Menurut Bucurescu (2008), uremia yang menggambarkan gangguan ginjal
(insufisiensi ginjal) dan gangguan multiorgan dihasilkan oleh akumulasi metabolit
protein, asam amino, serta gangguan proses katabolisme di ginjal, proses
metabolik, dan proses endokrin. Tidak ada metabolit tunggal yang menyebabkan
uremia. Uremic encephalopathy merupakan salah satu manifestasi dari gagal
ginjal. Patofisiologi dari uremic encephalopathy adalah akumulasi senyawa
organik seperti metabolit protein dan asam amino yang merusak neuron, antara
lain dapat berupa urea, senyawa guanidine, asam urat, asam hippuric, beberapa
macam asam amino, polipeptida, polyamine, phenol dan konjugat phenol, asam
phenols dan asam indolic, acetoin, asam glukoronat, karnitin, myoinositol, sulfat,
fosfat. Selain itu juga akibat dari peningkatan level senyawa guanidine, yang
meliputi guanidinosuccinic acid, methylguanidine, guanidine, dan kreatinin.
Senyawa guanidino endogenus bersifat neurotoksik.
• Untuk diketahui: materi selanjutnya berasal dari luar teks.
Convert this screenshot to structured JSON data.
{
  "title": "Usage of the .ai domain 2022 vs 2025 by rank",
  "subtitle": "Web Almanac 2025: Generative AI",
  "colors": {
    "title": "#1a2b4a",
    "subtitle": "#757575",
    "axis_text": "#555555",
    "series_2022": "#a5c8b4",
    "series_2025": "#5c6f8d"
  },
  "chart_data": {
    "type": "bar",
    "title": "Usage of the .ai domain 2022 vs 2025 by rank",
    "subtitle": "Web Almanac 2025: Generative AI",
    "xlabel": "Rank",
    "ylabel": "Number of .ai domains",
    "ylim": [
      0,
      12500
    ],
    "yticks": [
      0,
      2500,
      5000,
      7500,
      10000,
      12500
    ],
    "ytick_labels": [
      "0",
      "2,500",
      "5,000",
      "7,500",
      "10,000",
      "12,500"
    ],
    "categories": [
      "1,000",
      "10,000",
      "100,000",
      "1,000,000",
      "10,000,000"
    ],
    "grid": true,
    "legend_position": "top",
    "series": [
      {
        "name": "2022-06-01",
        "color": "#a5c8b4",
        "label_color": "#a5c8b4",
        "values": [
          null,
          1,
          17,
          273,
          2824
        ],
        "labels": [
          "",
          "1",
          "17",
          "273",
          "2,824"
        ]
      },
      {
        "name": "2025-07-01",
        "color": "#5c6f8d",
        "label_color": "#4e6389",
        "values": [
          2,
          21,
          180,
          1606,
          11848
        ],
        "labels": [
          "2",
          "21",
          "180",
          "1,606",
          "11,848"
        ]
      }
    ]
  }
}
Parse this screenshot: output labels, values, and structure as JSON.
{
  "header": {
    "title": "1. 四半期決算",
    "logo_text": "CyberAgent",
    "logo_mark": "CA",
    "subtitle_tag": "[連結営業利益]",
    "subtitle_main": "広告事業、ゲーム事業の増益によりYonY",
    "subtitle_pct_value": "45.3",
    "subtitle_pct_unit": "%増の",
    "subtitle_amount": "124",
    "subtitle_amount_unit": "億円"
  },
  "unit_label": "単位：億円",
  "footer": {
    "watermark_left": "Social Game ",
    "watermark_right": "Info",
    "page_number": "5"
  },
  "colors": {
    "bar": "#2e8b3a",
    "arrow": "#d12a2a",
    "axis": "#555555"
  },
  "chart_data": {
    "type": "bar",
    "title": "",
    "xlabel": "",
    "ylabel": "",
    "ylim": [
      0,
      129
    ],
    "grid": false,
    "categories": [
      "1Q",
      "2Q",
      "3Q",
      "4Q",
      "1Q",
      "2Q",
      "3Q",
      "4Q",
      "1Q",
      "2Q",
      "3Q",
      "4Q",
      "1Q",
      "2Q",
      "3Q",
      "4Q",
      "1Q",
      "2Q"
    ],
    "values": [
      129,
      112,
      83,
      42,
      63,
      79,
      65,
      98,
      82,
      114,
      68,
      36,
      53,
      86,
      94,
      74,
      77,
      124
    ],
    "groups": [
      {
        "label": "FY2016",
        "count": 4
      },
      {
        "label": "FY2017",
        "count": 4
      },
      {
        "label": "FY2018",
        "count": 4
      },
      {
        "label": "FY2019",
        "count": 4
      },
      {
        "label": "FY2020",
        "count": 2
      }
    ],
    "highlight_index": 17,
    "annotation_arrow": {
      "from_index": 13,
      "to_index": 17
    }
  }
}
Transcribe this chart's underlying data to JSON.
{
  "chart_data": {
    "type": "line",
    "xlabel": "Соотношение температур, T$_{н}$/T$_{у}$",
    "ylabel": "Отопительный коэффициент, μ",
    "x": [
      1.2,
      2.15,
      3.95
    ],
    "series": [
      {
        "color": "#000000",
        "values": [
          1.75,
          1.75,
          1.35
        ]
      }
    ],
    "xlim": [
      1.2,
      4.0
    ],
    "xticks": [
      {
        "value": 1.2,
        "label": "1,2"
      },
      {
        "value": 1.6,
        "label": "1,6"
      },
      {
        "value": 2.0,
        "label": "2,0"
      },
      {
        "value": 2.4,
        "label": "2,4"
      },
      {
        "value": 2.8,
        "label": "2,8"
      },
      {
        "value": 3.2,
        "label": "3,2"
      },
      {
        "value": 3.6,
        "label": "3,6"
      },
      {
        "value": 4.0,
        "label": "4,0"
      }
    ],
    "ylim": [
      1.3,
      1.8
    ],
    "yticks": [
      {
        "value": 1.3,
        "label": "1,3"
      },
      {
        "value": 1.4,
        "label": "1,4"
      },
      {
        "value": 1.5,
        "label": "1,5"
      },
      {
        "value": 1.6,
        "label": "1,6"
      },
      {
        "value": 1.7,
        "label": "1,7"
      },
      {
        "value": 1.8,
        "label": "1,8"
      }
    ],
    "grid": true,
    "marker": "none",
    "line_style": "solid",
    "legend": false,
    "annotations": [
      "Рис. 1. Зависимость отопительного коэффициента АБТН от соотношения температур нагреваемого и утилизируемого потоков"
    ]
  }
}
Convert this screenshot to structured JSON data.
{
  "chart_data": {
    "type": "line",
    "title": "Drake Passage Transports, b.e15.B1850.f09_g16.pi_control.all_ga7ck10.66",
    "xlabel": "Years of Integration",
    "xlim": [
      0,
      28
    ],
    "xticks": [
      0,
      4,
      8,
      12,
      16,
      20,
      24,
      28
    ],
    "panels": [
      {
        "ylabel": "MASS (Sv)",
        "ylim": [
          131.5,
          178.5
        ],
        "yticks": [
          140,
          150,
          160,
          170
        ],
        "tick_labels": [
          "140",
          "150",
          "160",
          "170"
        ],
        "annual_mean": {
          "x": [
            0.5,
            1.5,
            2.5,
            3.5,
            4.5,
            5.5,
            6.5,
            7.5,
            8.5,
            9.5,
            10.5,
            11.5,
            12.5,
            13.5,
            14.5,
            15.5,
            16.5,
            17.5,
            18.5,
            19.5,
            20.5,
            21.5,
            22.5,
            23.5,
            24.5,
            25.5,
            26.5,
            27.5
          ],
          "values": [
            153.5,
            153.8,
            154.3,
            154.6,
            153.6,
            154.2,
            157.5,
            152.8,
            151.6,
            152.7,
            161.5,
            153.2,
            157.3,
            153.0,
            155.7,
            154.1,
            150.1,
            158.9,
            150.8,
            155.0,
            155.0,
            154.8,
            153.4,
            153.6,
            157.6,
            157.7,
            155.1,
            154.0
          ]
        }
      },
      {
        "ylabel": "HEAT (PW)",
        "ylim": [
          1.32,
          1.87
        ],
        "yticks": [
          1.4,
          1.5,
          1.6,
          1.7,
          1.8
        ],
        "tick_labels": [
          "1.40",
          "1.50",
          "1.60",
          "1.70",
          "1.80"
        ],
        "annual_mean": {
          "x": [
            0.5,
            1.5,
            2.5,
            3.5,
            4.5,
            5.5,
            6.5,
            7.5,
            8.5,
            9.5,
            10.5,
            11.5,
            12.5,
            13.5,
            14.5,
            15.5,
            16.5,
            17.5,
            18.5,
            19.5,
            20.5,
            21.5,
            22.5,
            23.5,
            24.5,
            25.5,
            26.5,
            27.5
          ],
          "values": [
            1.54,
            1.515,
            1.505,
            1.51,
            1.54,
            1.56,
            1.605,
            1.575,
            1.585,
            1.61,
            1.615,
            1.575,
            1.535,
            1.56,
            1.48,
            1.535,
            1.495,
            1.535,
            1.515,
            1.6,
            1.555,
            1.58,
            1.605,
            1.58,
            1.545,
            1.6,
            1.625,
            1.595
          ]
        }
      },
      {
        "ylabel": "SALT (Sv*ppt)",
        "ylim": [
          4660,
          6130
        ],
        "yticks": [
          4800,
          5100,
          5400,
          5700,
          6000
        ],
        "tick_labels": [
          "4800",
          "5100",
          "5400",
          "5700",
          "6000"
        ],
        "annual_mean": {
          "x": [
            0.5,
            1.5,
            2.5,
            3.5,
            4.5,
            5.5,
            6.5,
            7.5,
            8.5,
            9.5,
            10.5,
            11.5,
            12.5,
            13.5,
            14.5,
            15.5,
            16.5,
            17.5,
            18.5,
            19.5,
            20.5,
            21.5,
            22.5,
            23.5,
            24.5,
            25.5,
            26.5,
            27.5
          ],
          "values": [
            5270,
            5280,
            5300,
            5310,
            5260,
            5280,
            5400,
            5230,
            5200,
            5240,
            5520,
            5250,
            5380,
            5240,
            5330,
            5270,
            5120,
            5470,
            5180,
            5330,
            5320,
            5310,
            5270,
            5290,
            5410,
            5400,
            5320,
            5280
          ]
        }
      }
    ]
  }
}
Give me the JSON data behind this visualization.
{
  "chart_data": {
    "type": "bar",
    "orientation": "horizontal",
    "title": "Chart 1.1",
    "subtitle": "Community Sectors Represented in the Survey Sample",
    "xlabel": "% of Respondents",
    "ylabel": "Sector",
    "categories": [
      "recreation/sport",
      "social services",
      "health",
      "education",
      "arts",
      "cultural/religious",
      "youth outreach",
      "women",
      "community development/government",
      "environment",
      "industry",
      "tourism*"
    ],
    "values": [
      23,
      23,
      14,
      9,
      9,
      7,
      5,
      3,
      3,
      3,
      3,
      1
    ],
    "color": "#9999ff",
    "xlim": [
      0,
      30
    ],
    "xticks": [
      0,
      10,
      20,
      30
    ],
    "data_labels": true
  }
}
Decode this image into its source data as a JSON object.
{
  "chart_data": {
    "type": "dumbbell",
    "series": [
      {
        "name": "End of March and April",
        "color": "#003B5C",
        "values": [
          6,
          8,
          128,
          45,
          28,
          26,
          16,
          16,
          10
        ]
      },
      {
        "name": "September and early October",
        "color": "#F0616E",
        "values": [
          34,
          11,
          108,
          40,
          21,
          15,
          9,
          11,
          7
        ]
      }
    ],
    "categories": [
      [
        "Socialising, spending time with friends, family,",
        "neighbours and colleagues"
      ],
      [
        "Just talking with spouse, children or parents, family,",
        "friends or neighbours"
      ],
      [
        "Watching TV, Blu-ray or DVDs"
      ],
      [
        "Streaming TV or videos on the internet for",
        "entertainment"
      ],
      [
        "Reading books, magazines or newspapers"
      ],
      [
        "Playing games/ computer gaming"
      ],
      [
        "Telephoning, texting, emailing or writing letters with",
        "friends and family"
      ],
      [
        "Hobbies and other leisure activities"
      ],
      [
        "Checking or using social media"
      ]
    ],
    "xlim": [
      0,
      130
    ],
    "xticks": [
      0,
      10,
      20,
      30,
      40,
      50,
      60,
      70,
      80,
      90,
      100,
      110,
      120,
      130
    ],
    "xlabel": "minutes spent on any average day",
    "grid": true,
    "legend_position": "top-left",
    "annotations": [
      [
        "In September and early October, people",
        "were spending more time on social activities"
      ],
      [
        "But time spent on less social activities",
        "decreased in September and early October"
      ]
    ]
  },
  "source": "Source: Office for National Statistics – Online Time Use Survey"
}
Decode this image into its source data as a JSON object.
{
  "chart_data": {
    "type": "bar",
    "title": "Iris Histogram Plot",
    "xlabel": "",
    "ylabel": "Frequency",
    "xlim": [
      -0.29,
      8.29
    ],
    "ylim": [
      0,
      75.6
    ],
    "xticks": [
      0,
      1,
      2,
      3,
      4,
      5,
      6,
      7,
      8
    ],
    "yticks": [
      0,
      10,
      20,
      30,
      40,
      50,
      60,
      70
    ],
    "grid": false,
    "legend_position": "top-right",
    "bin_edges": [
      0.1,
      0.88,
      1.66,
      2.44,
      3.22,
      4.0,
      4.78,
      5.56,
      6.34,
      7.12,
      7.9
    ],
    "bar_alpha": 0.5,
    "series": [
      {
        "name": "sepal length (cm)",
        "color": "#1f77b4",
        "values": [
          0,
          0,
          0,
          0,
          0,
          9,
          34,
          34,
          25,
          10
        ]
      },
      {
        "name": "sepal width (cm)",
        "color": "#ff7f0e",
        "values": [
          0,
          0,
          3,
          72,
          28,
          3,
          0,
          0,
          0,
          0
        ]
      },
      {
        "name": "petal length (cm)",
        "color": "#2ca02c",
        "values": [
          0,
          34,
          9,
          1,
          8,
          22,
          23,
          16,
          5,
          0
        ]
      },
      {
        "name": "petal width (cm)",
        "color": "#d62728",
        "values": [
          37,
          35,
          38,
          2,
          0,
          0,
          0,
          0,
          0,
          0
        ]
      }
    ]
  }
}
Abnormalitas yang berkaitan dengan keadaan uremic encephalopathy
meliputi asidosis, hiponatremia, hiperkalemia, hipokalsemia, hipermagnesemia,
overhidrasi, dan dehidrasi. Tidak ada abnormalitas tunggal yang dapat
menunjukkan lesio pada kejadian uremic encephalopathy. Peningkatan level
glisin, asam amino yang berasal dari phenylalanin, tryptophan bebas, dan
penurunan level gama-aminobutyric acid (GABA) pada cairan cerebrospinal akan
bertanggung jawab terhadap penyakit. Uremic encephalitis juga dipengaruhi oleh
faktor hormonal, yang meliputi hormon paratiroid (PTH), insulin, growth hormon,
glukagon, thyrotropin hormon, prolactin, luteinizing hormone, dan gastrin. Pada
anjing normal, tingginya level PTH akan menyebabkan perubahan CNS karena
PTH dapat menyebabkan pemasukan kalsium ke dalam neuron yang kemudian
akan menyebabkan perubahan.
Patofisiologi uremic encephalopathy belum diketahui secara baik dan
kemungkinan terjadi oleh adanya toksin uremic. Pada kondisi ini, hormon PTH
mempunyai kemungkinan besar terhadap munculnya gejala klinis. Namun, toksin-
toksin lain penyebab uremic encephalopathy yang dipengaruhi oleh gagal ginjal
juga bertanggung jawab terhadap terjadinya patogenesis gangguan neurologi.